In reality, learning what to do for exercise according to your goals actually presents the biggest roadblock for most people, but keep in mind that anything you do is better than nothing at all. Changes in your body and weight loss success will happen when you commit to regular exercise and gradual lifestyle changes.
The first step is to make your mind up to exercise, but be mentally prepared to ask your body to do just a little more than it is accustomed to each time you workout. If weight loss is your goal, it is best to optimize your efforts by eating a sensible diet. The bottom line when it comes to losing weight is that calories consumed must be less than calories expended in order to eliminate stored body fat.

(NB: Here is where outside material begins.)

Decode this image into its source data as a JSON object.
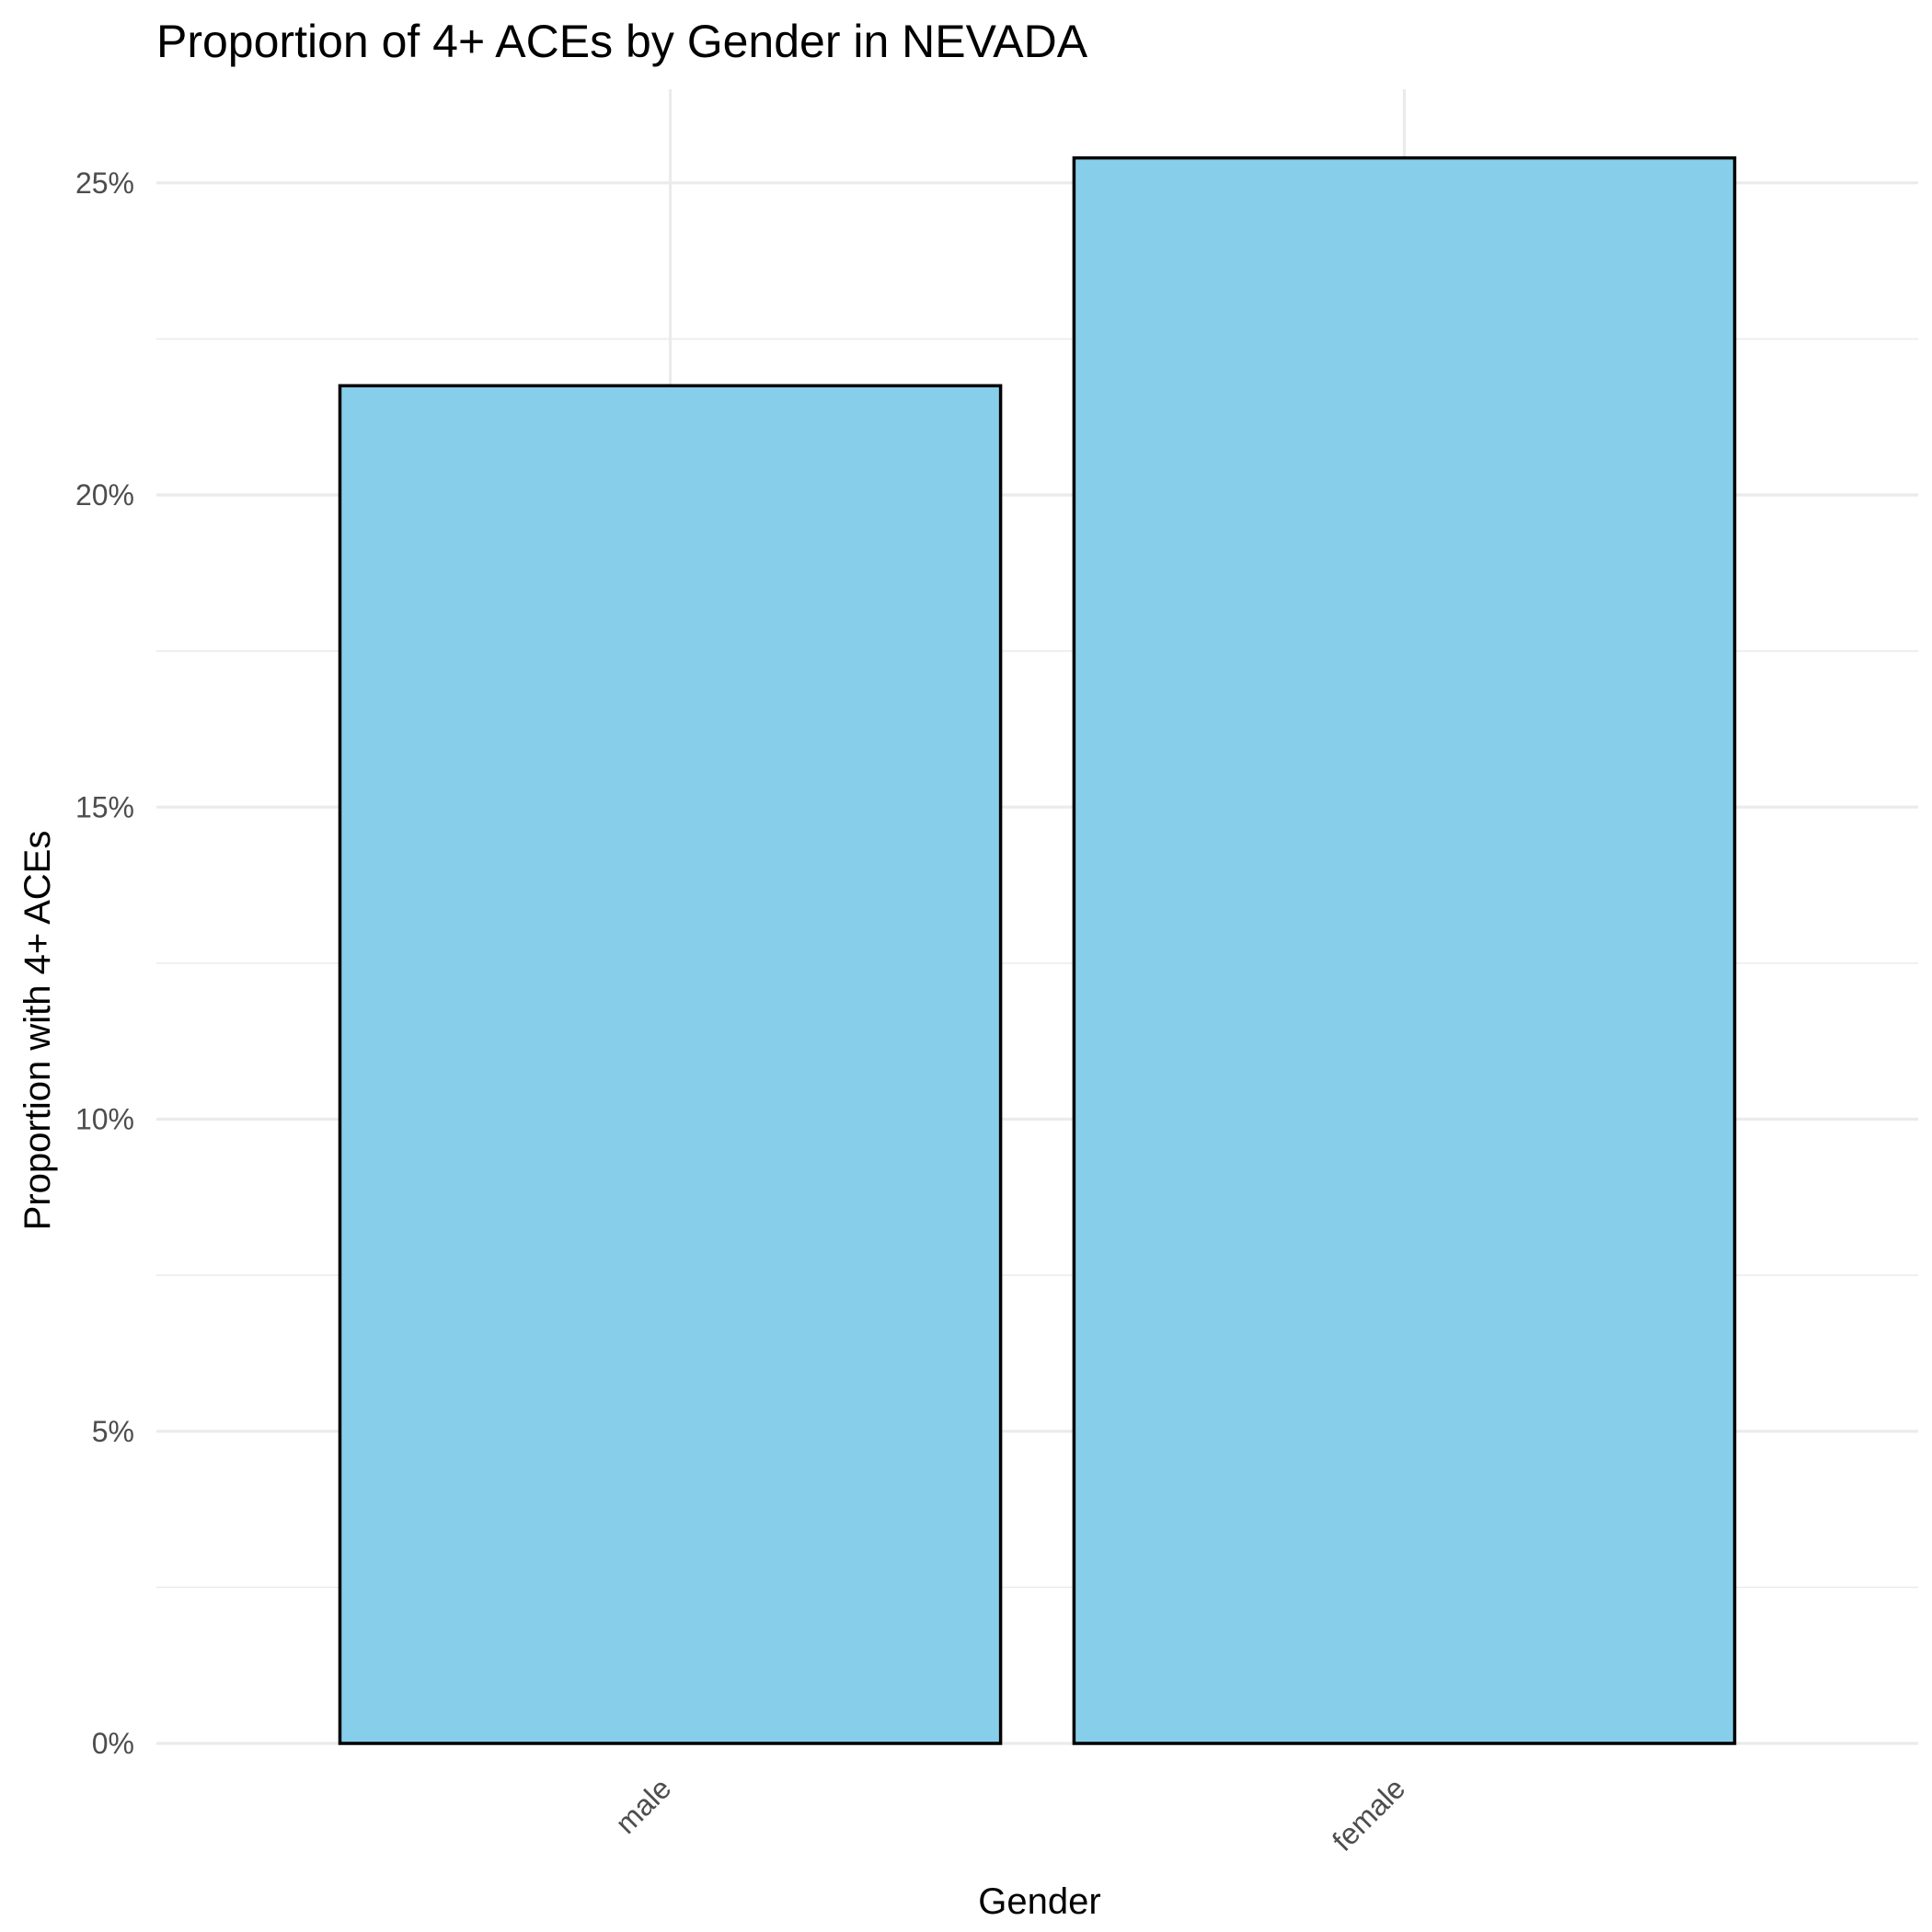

For long term sedentary people, men and women over 40, or any one with a history of health problems or injuries, it is important to allay any fears by first obtaining clearance from your health care provider to ensure that there are no risks in starting an exercise program.
Once the okay has been given, the next step is the important one, but perhaps the hardest to take – starting an exercise program. If you are self motivated, exercising on your own is certainly an option. But for many, it means getting up the nerve to open the door to a fitness facility for the very first time.
Non-exercisers often assume that they have to be somewhat fit to join a fitness facility and they have a fear that people will judge them harshly if they are overweight or don’t know exactly what they are doing. But the first truth is that you are just as likely to subject yourself to judgments when you stand in line with a loaded grocery cart at the supermarket. The second truth is that everyone – even the fittest of the fit – has experienced a moment of insecurity when contemplating trying something new.
Put aside any assumptions that people who work out at fitness centers are simply there to stare, gawk or judge you by the way you look or any lack of knowledge. Know that you are just as entitled to be there as anyone else. The third truth is that most people who frequent fitness centers have their own personal fitness success story to tell. They are simply ahead of you in the game, but they know exactly how you feel.
The fourth truth is that fitness centers are filled with individuals who are willing to help you find your way. Take the opportunity to meet other people. Not only can you learn from others, but it can give you an important sense of belonging. When you make a connection with someone who can empathize and support you in your efforts, you will be more likely to adhere to your regular workouts.
Learning how to exercise according to your goals and to safely use fitness equipment is the most significant challenge. If a lack of knowledge keeps you from venturing into a facility filled with strange looking machines and equipment, you need only to ask for assistance in getting started. If fitness is a totally new concept for you, seeking direction from a personal trainer in developing a workout plan suited to your specific needs can put you on the fast track to success.